According to this model, ministers will focus on tackling five of the biggest challenges facing the country, one of which is clean energy.
Stark said: “Tackling the climate crisis and accelerating the transition to clean power is the country’s biggest challenge, and its greatest opportunity. By taking action now, we can put the UK at the forefront of the global race to net zero.”
Ed Miliband, the energy secretary, said: “Years of underinvestment has left our country suffering energy insecurity, with working people paying the price through their energy bills and a cost-of-living crisis. That cannot happen again.
“This new mission control centre, benefiting from the expertise and experience of Chris Stark’s leadership and bringing together the brightest and best in the national interest, will have a laser-like focus on delivering our mission of clean power by 2030.”
Stark was head of the UK’s Climate Change Committee (CCC) for six years until January. He was director of energy and climate change in the Scottish government between 2016 and 2018.
During his tenure the CCC recommended a UK net zero target for greenhouse gas emissions by 2050, which is now in law.
Stark won praise for his management of the CCC at a difficult point, when the government was briefing against many of the statutory watchdogs. Some on the right of the Conservative party would have liked to dismantle the 2008 Climate Change Act, under which the committee was set up with the mandate to advise on meeting the five-yearly carbon budgets.
Throughout his six years as chief, he maintained his steady insistence on telling the government truths it did not want to hear – on how far off-track the UK was straying from its climate goals, and how much more it would cost to delay action than to take it now.
Stark clashed with Conservative ministers at the time of his departure from the CCC earlier this year.
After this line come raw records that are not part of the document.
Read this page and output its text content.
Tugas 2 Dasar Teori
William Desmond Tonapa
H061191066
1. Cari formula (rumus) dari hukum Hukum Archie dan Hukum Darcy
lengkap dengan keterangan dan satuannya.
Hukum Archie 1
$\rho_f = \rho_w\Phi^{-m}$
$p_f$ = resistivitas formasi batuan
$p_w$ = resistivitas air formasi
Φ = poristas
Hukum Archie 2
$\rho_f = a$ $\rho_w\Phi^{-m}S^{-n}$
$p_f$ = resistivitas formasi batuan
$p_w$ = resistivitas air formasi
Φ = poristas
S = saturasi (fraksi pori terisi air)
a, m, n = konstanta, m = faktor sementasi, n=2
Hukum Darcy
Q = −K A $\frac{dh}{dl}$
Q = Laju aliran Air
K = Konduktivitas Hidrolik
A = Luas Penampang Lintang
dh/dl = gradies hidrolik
He warned that the concept of “net zero” had turned into a political slogan used to start a “dangerous” culture war over the climate.
He said sensible improvements to the economy and people’s lives were being blocked as a result and that he would be “intensely relaxed” about losing the term.
Shaun Spiers, executive director of the Green Alliance thinktank, said the appointment would help Labour attract much-needed international investment for its plans. “This shows the government is ambitious and serious about delivering on its clean energy promises, and is really reassuring,” he said. “It’s been a very good few days [since the election] in action from Labour showing they want to get things done quickly.”
Reforms to the UK’s planning system have been a focus so far, including the lifting of an effective ban on onshore wind turbines in England, but Spiers said the government would have to look across a much wider range of issues to be successful in decarbonising electricity by 2030. “Planning is important, but it’s not the whole problem – grid connectivity is key, and there’s a need to build supply chains [for green equipment], building up skills, looking at the cost of borrowing, and attracting international investment. The appointment of Chris Stark will help with all of that.”